B2B Means Back to Basics

Barry wants to talk elementary marketing. Why? Because it's amazing that even the most basic rules of marketing are sometimes broken by savvy B2B Internet marketers. One of the basic rules is targeting your audience. This means truly understanding the customers and prospects to whom you direct your messages every day. Here are three key strategies used by B2B direct marketers to better target your audience.

At the risk of insulting or (perhaps worse) boring you, I’m going to be talking about pretty elementary marketing stuff in this column. Why? Because it never ceases to amaze me that even the most basic rules of marketing are sometimes broken by savvy B2B Internet marketers.

One of those basic rules is targeting your audience. This means truly understanding the customers and prospects to whom you direct your messages every day. Are you sure that your web site is serving the specific needs of your target audience(s)? Are you making every effort to target your email effectively, utilize the online newsletters that target your audience, and place online advertising on the most targeted sites available?

Employ strategies used by B2B direct marketers to better target your audience. Here are three key strategies:

1. Microsegmentation

B2B direct marketers have discovered that there is no such thing as a single audience for their products or services. Rather, there are numerous audience segments — each of which has separate and distinct needs.

Microsegmentation is the process of breaking an audience into finely defined segments and then targeting those segments with appropriate offers and messages. An audience can be subdivided into distinct segments using value-based criteria to distinguish one segment from another. Marketing activity can then be keyed to each of those individual segments.

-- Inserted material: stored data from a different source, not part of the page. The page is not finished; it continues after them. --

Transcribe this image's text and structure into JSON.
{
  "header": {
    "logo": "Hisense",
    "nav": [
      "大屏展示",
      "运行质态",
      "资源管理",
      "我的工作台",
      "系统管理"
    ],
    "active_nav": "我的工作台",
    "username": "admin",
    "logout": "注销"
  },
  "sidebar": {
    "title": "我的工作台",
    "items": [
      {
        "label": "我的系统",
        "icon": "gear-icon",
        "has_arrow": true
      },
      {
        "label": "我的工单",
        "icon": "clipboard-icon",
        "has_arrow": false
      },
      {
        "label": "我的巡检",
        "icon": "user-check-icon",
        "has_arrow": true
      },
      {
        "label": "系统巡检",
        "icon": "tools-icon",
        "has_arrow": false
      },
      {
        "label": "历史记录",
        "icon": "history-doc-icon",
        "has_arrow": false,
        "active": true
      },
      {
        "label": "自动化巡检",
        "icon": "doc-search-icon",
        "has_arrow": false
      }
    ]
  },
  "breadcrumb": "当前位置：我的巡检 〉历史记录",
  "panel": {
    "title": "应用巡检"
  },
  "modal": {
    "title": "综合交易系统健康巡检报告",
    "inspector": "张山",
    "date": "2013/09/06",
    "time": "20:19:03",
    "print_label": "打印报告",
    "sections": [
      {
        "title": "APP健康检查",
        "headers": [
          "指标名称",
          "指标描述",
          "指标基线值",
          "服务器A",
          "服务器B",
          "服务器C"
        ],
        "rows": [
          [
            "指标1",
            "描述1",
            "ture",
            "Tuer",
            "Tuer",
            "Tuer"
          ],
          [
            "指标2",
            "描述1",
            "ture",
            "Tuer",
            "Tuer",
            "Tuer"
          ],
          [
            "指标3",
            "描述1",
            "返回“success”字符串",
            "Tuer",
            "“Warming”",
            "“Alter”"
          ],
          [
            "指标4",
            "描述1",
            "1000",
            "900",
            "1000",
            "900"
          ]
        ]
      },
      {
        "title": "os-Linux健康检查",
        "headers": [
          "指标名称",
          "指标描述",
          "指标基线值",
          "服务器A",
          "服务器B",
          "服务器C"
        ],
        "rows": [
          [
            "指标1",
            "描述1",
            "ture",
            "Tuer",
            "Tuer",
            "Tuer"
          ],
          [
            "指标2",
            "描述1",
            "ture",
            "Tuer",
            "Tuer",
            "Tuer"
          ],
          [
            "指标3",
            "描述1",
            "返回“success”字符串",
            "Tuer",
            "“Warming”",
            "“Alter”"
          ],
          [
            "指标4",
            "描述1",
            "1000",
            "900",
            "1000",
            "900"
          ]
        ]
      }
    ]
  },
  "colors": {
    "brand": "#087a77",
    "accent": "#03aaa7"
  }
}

While it may not be as easy to microsegment an audience with Internet marketing as it is with traditional direct marketing (using segmentable direct-mail lists, for example), there are ways to do it. Start with a house list of customers and prospects, and build a segmentation scheme. Accumulate as much business demographic information as you can, along with information about each individual’s interests in your products or services. Make sure you aggressively collect email addresses and get permission to use them so you can apply a segmentation strategy to your email campaigns.

When procuring online media, seek out the narrowest sources rather than the broadest sources. For example, find the specific online newsletters your target audience reads and place ads there, rather than using more generic web sites that cut across many audiences. If an audience is important enough, build a minisite off your web site that appeals just to them.

2. Cross-Functional Direct Marketing

In any organization, there are multiple buyers and influencers who play a role in the buying decision. You may know with reasonable certainty who your primary target is, but secondary targets can be just as important to reach. For example, you may have to reach business buyers and influencers in general, financial, and functional management.

Audience situations can be far more complex than that, especially in larger companies. For example, if you market information-technology products, you may also have to reach IT buyers and influencers.

One of the primary objectives in reaching across functions is to create widespread awareness for your product or service. Ideally, your marketing promotion will spur “cross-talk” among various individuals. In fact, you can design email campaigns to actually create that cross-talk. Send an email to one individual at a company and suggest that the recipient pass the email along to another colleague who might be interested. Even better, suggest it be passed along to a colleague who works in a particular department that you want to reach.

3. Relationship Direct Marketing

Individuals in a business are not always ready to buy products or services when you are ready to sell them. Factors you cannot control, such as the company’s budgeting process, the need for additional approvals, or purchasing procedures, may have a direct impact on purchasing plans.

The smart business-to-business direct marketer compensates for this uncertainty by making sure to be in front of prospects periodically — with a program of regular, ongoing communications (often called a continuity program). Email is an ideal medium for continuity programs because it is so cost-effective and fast.

Continuity is important for a number of reasons:

  • It provides numerous opportunities for the prospect to respond at different times — when the prospect is ready to do so. There is evidence that if a prospect is interested in a product but does not need it immediately, he or she will retain a mailing piece or email for future reference.
  • It encourages pass-along by the prospect to other levels within a prospect’s functional area and to functional areas other than the prospect’s area.
  • It provides opportunities to reach new individuals who may take over the prospect’s job — not insignificant, given the high turnover in many business positions today.
  • It offers yet another marketing opportunity should the prospect move on to another company where he or she may be in a position to influence purchasing decisions.

It may seem basic, but in B2B, all marketing should be relationship marketing because that’s what turns prospects into customers, and customers into loyal customers.